Governor Lee has now signed into law that curious bill wherein he and the legislature instruct Tennessee’s teachers on what they are not to teach our children about race, bias and our nation’s racial history.
The prohibition is to take effect on July 1. After that point, any parties who otherwise might deign to inform young Tennesseans about such unpleasant notions as prejudice and discrimination - e.g. school boards and superintendents - will pay a cruel price. They will see reductions in their state funding.
There was something about this bill, aside from its utter nonsense as policy, that I couldn’t put my finger on as it was being rushed to judgment in the general wreckage of the 122nd General Assembly.

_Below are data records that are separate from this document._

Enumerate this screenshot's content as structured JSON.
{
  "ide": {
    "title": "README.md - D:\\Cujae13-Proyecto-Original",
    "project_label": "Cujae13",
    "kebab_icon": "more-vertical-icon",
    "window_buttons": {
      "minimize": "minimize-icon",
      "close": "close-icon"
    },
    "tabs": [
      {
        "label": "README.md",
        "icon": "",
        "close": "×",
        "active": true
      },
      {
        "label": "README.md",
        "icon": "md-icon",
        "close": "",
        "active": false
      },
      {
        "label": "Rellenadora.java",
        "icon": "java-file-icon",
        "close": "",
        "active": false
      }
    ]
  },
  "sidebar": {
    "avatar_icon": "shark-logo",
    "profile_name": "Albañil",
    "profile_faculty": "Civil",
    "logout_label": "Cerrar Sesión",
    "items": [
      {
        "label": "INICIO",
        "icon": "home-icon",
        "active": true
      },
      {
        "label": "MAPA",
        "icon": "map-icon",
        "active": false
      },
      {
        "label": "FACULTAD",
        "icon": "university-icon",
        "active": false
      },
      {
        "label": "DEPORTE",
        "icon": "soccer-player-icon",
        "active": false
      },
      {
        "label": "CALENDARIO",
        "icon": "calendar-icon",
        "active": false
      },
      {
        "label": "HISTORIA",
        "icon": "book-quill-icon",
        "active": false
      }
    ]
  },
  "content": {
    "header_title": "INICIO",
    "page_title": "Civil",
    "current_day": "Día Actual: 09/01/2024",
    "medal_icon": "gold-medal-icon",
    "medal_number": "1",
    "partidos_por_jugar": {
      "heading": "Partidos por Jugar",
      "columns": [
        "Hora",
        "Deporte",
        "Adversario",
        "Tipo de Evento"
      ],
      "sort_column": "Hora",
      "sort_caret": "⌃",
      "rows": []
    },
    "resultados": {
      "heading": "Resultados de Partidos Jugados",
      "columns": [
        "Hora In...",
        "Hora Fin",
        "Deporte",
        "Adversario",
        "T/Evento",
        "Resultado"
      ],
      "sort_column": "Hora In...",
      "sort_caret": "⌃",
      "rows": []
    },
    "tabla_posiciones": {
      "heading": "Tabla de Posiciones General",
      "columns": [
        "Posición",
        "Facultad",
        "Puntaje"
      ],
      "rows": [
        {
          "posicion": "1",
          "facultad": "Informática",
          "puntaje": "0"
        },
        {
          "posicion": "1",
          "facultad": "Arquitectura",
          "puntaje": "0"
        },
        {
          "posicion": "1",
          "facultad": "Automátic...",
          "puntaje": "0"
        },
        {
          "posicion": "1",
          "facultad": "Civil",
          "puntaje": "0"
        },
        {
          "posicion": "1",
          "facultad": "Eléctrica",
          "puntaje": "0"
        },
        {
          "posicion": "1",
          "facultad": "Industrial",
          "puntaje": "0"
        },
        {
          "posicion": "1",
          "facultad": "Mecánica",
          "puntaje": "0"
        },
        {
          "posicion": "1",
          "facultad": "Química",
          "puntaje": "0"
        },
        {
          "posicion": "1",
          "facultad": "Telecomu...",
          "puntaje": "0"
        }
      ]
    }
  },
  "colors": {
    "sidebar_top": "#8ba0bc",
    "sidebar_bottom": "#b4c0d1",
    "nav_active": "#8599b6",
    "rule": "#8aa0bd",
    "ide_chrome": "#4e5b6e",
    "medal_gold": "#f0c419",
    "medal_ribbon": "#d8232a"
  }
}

Then it dawned on me: We’ve been here before.
It happened nearly a century ago in Dayton, in the hot summer of 1925 at the Rhea County Courthouse. There the folly of the state telling teachers what they cannot teach got its most famous and lasting display.
The central dispute then was religion not race: The Tennessee legislature had thought it best simply to prohibit the teaching of evolution. Not so simple, as it turned out.
The so-called ‘Monkey Trial’ of teacher John T. Scopes was the first result. It drew national attention - no, call it ridicule - and Tennessee became a laughingstock. That longer-term result still echoes across our hills.
The central issue then was different, yes, but in my view the principle of legislative intrusion into schools and what teachers must not teach is still much the same.
You can look up and read the final conference report on Senate Bill 623 and House Bill 580 here. Also, Marta Aldrich has an excellent summary of its significance here over at Chalkbeat Tennessee. The bill is long, touching on a lot of educational policy categories. The real trouble is over in Chapter 51: There you will see more than a dozen concepts that teachers are no longer permitted to discuss.
Literally hundreds of Tennessee educators have spoken out about this legislative mischief which Gov. Lee has signed this week. Legal scholars have questioned it, also. And well they all should complain. It is an unnecessary law, like others that the Republican supermajority has embraced this year.
This measure is not about improving education for children across 95 counties. It’s meant to help old white men up in Nashville, who have no patience with public discussion of unpleasant subjects, feel better about themselves. They prefer to keep our educators from talking with students about race - a rock-hard reality of our national life - and what the true legacy of racism has left us all to this very day.
But stay tuned. This ain’t over. A hundred years ago, the American Civil Liberties Union became a party to the resolution of that Scopes case in Dayton. The ACLU is opposing this current nonsense, too.
And while you’re at it, go read any of the books and plays that came about in the wake of Tennessee’s intrusive folly in the Twenties. The most famous were the newspaper dispatches of H.L. Mencken of Baltimore, then the novel Inherit the Wind, and the 1955 play and 1960 movie of the same name.
Great article, terrific title! What on earth is the matter with us that we keep electing these dunderheaded politicians in Tennessee at every single level?
What a great link. Growing up in Harriman, as a kid traveling to Chattanooga with teens, when we passed trough Dayton they would roll down the windows and shout "Monkey Town." When I asked them why they really didn't know, other than that's what everyone did. I guess they might have been aspiring members of the TN General Assembly. Thank you Koch brothers.